Sur le toit, des dizaines de routards : Allemands, Anglais, Canadiens, Français, etc. Tous les guides de voyage doivent donner le truc. Au départ, vue dégagée sur le Chimborazo, le Tungurahua (vu à Baños il y a une semaine, il fume de nouveau ce matin) et l’Altar, trois volcans de la chaîne andine qui traverse le pays.

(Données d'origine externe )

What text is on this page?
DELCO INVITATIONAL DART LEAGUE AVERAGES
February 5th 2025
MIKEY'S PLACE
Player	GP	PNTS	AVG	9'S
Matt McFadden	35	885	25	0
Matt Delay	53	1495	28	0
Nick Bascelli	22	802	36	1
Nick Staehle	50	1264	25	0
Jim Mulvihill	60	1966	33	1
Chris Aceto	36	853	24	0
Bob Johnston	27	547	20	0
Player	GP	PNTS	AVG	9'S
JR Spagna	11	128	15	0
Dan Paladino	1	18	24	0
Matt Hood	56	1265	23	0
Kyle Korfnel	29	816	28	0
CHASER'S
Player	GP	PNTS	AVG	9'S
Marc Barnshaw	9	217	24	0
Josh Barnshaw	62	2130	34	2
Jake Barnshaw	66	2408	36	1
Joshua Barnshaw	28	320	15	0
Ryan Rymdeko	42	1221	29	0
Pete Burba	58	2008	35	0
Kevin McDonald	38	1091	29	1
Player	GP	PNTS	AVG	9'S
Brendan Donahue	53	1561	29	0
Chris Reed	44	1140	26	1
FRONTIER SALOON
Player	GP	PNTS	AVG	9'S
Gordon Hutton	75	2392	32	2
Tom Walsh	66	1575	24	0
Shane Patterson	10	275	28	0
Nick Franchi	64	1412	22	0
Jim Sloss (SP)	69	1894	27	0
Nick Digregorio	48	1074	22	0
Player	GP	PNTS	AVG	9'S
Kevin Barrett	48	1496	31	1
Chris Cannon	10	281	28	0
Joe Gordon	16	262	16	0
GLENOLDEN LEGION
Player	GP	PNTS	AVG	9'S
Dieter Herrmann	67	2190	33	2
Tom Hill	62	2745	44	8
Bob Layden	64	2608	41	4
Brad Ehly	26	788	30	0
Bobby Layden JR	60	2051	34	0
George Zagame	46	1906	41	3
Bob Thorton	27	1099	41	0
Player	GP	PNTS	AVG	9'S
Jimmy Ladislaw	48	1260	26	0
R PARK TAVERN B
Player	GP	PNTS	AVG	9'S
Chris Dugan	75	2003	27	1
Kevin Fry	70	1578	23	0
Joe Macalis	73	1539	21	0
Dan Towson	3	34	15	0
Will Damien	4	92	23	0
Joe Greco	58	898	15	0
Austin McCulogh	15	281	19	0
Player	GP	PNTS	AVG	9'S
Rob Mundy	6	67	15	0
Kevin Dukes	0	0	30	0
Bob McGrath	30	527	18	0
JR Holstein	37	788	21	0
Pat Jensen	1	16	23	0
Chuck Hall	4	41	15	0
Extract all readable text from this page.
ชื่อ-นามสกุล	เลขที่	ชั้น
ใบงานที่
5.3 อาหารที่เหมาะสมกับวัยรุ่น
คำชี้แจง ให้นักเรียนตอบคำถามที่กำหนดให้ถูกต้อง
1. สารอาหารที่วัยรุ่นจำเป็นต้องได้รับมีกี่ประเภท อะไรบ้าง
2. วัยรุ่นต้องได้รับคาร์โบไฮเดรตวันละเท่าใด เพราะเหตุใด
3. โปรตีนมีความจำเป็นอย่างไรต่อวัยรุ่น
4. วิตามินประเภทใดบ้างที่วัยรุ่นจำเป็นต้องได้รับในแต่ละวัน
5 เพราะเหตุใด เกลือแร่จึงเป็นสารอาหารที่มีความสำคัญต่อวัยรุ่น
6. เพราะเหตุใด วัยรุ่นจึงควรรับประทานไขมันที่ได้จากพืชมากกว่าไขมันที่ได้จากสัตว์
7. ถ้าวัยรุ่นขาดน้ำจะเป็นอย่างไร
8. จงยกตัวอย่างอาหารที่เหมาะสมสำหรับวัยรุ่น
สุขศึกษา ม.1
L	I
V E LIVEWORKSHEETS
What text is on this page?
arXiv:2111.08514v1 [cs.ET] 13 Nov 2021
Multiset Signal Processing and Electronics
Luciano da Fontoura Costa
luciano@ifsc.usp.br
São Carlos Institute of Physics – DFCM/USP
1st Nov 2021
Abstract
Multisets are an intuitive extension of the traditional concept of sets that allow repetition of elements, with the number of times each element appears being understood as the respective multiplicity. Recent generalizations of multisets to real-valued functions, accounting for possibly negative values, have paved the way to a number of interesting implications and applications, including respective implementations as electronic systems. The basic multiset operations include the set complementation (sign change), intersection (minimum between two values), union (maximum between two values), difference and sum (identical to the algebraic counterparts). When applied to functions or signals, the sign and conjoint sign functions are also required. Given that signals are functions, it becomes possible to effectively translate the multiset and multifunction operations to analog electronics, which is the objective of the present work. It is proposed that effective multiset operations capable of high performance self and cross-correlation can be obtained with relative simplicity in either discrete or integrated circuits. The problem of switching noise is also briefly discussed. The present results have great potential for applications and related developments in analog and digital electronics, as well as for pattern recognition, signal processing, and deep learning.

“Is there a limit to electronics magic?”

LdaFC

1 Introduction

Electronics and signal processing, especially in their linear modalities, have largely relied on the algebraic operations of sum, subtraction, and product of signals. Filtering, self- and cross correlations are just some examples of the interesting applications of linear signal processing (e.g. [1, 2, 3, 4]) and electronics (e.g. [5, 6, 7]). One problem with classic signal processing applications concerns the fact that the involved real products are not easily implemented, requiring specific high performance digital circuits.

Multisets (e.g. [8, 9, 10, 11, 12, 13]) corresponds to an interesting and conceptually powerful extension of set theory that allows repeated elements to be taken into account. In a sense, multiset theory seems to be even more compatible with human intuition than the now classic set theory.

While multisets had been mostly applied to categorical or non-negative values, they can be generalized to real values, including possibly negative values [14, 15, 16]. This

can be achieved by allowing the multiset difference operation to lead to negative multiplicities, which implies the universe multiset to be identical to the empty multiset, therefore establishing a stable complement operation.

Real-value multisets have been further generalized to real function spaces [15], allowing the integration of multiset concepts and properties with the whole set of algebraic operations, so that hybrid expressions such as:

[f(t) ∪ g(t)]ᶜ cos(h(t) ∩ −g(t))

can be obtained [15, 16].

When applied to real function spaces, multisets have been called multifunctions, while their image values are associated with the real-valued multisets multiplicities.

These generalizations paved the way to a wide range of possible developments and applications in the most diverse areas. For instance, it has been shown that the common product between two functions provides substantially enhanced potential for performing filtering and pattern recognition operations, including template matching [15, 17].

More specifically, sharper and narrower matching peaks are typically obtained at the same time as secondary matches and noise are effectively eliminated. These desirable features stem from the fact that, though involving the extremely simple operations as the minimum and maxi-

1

En cours de route, je me rends compte qu’il suffit que la vue soit différente, plus élevée en l’occurrence ici, pour que le regard soit porté vers des éléments qu’on ne chercherait pas naturellement à regarder autrement, confirmant que notre environnement, notre « horizon », est fortement dépendant de notre station debout et de notre point de vue personnel. Cela m’incite à penser également que les « très grandes personnes» doivent voir les choses d’un œil différent (sans mauvais jeu de mot...). Il n’est qu’à penser à la manière dont on percevait la « réalité » physique lorsque nous avions cinq ou dix ans et quelques dizaines de centimètres de moins... Installé sur le toit, je remarque donc, car la vitesse me le permet sans aucun problème, qu’au faîte des murs entourant certaines maisons, des tessons de bouteilles ont été emprisonnés dans du ciment pour faire office de protection contre les tentatives d’intrusion. Un peu plus loin, on voit des installations complètement délirantes, probablement réalisées par les riverains eux-mêmes, entre les fils électriques et les maisons : des raccords partent des lignes haute tension qui transportent le courant directement vers l’habitation pour amener la précieuse énergie. En quelque sorte, du transporteur au consommateur ! Le raccordement est simple, probablement plus rapide à réaliser que de tout faire passer sous terre, et peut-être même gratuit si l’EDF locale n’est pas au courant ! Par contre, question sécurité, ça laisse un peu à désirer. Mais si la sécurité des installations électriques n’était plus que le dernier problème à régler dans ce pays...
Au bout d’une heure, le train déraille au niveau de ce qui ressemble à une carrière. Il faudra plus d’une heure aux techniciens et aux chauffeurs pour le remettre dans le droit chemin, utilisant pour ce faire de l’herbe fraîchement arrachée, des pierres et des bouts de bois comme leviers... Un coup en arrière, un coup en avant, et c’est reparti ! Tout le monde en a profité pour descendre satisfaire quelques besoins bien naturels et assister aux opérations, un peu incrédule devant ce spectacle impensable dans un pays occidental.
Sur le toit du train, les habituels petits vendeurs de sandwichs, bananes, confiseries et boissons (« Cerveza ! Cerveza ! »...) jouent les équilibristes entre les passagers, se frayent tant bien que mal un chemin parmi les corps assis qui occupent la moindre parcelle libre sur le toit, se raccrochant tantôt à l’un d’eux, tantôt à leur seau dans lequel se trouve leur bien le plus précieux et qu’il n’est pas question de perdre. Certains ont à peine une dizaine d’années. Combien de chutes mortelles ce train a-t-il connu ? Ah ! qu’ils sont tranquilles mes petits sauvages dans leur jungle...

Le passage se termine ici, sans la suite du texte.